I thought my English was good when I first moved to New Zealand. But it turns out there’s a big difference between writing essays at school and having real-life interactions in another language. Eek!
Nevertheless, once you get over the initial pitfalls, and past a few awkward situations, there’s light at the end of the tunnel. The secret is to never give up.
Teething problems
Group conversations! Initially a literary ping pong game that your frazzled brain tries to keep up with. By the time you’ve conjured up the perfect comment, the subject has changed (again).
Anxiety about telephone conversations because you still can’t quite make out what people are saying unless you can see their hand gestures and mouth moving.
Constantly walking into people on the street/sidewalk/doorway/stairwell because your ‘right side’ is now suddenly the wrong side.
Coming in for a handshake when they come in for a kiss on the cheek and your hand awkwardly pokes them in the chest.
Being mistaken for being rude because you don’t say ‘please’ after every second word (but that word doesn’t exist in my language! Truly!).
Knowing that in your own language you are in fact a well-spoken adult, but now with your suddenly diminished vocabulary and rickety grammar you’re somehow degraded to conversing like a pre-schooler – and your A+ in Danish literature will do little for you.
Coming home at the end of each day and feeling that your tongue feels physically tired from straining to pronounce new words. Who knew THAT could happen??
The only way is up
Working as a waitress during my first months in New Zealand I remember the first time someone ordered a ‘Danish’ off me (before I knew this to be the non-Danish term for wienerbrød). The incident involved me laughing loudly and pointing at a (very confused looking) customer: “Ha ha! You cheeky man!” Blank stares turned into awkwardness. I embarrassed myself a few times before the wienerbrød/Danish connection hit home. But! Embarrassment and rejection builds resilience right?

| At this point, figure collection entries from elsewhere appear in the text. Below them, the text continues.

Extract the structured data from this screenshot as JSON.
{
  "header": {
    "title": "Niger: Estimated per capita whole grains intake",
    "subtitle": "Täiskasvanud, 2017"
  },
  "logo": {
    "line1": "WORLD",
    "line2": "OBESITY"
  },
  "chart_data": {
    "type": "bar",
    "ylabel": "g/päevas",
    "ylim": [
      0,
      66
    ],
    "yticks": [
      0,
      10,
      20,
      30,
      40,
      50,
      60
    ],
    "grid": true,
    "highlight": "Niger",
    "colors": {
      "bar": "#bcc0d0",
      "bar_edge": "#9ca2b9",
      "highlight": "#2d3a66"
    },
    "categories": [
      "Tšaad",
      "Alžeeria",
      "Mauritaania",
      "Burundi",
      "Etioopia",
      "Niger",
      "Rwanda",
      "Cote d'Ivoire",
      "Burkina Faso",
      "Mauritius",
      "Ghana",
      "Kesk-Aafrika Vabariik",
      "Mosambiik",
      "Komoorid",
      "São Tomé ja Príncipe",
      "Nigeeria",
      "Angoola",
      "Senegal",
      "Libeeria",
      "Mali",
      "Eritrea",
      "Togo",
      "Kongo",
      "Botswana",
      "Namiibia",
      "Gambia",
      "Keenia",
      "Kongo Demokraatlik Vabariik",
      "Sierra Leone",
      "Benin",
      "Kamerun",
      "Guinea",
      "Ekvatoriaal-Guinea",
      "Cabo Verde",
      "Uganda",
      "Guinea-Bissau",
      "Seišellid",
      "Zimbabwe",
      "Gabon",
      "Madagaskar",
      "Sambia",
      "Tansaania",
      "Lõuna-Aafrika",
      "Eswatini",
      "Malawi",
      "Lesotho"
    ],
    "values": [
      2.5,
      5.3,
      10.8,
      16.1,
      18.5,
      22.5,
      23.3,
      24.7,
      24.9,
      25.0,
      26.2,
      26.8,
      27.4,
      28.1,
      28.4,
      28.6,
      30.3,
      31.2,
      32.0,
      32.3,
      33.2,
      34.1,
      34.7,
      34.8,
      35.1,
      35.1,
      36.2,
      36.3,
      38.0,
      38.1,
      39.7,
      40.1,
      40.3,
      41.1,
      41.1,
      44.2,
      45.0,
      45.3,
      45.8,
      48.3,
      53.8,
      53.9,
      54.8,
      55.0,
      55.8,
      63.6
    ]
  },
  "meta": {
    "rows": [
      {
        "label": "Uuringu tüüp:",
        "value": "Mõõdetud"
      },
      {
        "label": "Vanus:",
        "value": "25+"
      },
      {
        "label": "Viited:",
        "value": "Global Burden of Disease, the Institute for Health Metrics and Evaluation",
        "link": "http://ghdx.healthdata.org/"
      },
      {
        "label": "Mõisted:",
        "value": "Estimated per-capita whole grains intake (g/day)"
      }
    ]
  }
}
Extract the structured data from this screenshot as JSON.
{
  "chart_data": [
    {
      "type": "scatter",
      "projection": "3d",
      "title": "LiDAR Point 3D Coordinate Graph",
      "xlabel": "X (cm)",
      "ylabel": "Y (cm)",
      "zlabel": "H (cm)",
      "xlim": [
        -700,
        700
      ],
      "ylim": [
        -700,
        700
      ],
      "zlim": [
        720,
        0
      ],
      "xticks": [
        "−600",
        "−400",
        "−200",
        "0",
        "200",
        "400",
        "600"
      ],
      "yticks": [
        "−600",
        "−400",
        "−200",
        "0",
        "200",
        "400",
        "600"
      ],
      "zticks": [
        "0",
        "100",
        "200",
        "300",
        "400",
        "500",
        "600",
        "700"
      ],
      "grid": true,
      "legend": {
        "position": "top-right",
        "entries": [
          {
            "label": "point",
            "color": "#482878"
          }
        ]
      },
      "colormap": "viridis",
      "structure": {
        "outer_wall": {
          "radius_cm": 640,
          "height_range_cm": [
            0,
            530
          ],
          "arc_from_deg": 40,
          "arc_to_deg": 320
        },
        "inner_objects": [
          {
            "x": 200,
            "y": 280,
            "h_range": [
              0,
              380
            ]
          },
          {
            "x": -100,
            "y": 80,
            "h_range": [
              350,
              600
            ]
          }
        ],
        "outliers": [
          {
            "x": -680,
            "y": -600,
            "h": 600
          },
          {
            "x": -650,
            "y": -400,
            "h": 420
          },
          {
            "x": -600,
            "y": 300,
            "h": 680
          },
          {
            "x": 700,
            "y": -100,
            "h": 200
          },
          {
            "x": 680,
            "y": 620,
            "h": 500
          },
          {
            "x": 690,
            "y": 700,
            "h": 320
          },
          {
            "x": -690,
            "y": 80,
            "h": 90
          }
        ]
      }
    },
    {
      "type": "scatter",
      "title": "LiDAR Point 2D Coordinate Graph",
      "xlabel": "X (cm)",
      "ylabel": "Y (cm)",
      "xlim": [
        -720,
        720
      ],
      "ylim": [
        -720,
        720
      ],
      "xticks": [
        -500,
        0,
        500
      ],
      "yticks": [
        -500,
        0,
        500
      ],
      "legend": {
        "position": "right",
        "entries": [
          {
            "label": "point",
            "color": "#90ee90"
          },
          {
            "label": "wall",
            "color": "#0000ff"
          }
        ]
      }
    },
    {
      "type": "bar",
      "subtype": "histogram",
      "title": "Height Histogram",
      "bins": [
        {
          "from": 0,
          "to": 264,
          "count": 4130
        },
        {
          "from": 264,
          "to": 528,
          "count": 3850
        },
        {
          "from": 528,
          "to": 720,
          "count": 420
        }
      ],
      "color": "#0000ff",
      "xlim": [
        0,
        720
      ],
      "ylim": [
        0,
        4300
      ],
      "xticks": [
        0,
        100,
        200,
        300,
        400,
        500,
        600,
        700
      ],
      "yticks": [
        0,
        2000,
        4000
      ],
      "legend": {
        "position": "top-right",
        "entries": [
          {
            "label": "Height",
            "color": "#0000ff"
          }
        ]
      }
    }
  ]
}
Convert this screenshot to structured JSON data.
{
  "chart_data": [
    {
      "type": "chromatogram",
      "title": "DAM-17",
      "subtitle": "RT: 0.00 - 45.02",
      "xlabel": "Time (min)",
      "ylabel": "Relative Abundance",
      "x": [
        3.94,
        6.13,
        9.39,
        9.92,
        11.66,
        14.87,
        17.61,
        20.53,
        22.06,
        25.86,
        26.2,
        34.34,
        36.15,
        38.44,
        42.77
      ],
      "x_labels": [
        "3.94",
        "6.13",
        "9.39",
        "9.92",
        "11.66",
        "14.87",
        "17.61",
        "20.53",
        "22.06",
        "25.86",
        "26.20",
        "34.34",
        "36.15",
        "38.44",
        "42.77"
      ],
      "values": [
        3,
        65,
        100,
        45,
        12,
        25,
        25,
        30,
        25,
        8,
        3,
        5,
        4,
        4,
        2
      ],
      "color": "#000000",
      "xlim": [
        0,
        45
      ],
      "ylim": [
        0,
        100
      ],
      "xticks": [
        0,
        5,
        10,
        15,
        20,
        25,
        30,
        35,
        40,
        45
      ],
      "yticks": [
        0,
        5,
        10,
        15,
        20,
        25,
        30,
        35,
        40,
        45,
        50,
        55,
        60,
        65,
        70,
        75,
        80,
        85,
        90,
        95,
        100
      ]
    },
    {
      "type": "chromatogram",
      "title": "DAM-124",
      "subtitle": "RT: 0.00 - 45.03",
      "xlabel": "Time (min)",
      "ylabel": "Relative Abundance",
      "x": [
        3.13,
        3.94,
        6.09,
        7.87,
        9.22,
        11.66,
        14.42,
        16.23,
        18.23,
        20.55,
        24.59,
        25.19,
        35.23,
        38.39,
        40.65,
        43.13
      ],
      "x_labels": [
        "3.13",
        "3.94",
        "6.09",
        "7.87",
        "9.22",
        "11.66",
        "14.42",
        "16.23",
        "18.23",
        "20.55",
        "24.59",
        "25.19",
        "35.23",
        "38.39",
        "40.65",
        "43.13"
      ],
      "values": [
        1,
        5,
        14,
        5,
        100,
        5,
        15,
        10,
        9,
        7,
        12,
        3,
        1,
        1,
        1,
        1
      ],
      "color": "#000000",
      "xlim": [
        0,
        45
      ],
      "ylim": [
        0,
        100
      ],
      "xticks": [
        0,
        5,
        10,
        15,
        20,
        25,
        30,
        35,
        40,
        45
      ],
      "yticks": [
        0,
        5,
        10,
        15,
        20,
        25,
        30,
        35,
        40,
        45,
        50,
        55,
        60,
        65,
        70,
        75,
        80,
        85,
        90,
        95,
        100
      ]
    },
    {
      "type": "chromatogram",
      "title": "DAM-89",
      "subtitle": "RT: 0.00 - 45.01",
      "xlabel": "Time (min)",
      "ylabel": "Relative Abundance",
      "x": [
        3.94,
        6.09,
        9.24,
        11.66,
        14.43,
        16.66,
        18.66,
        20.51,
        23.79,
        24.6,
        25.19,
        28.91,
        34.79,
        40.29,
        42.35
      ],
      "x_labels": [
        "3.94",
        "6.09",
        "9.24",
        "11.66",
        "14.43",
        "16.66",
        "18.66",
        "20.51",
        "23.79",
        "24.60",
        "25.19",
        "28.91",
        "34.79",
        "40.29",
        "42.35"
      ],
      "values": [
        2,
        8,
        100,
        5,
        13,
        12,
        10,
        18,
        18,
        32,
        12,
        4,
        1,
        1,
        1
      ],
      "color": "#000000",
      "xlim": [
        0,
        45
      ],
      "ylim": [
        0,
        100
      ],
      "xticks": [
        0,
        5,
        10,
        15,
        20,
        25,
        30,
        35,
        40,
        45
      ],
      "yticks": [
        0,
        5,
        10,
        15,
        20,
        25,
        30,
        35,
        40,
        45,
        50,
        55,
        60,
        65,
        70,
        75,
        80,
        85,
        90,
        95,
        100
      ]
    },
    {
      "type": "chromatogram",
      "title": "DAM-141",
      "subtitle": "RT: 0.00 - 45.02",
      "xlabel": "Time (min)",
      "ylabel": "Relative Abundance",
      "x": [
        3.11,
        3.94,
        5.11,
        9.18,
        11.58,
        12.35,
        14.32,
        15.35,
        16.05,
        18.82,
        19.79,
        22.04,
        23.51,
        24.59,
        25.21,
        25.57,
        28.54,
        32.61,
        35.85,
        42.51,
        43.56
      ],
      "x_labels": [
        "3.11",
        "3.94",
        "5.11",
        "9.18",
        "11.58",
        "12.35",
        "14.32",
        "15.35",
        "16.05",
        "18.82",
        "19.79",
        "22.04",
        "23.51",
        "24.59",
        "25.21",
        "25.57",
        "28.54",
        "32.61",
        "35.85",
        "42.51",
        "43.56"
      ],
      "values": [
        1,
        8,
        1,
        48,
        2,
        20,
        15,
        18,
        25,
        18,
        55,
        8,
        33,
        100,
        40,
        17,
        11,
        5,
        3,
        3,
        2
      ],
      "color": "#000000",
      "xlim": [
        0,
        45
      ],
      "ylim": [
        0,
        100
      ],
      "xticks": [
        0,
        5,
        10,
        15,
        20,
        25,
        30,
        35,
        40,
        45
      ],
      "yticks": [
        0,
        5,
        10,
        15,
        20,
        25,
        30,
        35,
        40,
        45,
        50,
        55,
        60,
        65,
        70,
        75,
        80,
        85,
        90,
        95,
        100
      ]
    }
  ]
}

A similar situation unfolded when a patron at the aforementioned restaurant asked me to hold the ‘thyme’ – a sound I knew only as ‘time’. Brain having another fit. But what does she meeeaan?! More of those stares.
Someone else ordered a ‘flat white’ and I was left to figure out: A/ what it was altogether and B/ what was flat about it. Absolutely nothing as it turns out. Result: more discriminating looks clearly questioning the level of my intelligence.
Eureka, we’ve made it!
Two years into my New Zealand venture a Kiwi sitting next to me in a lecture at university turned to casually ask me how to spell ‘thoraco-lumbar fascia’. I was ecstatic. Not only did I know how to spell it, but my neighbour clearly thought my English skills were convincing enough that he believed I knew how to spell it! I could have moon-walked out of there.
Sometimes we all need to remember that every broken-sentenced foreigner is fluent in something! Whether it be engineering bridges or crafting Navajo flatbreads. Behind their incorrect grammar and shoddy pronunciation is most likely an individual adept and knowledgeable in something that’s just bursting to come out!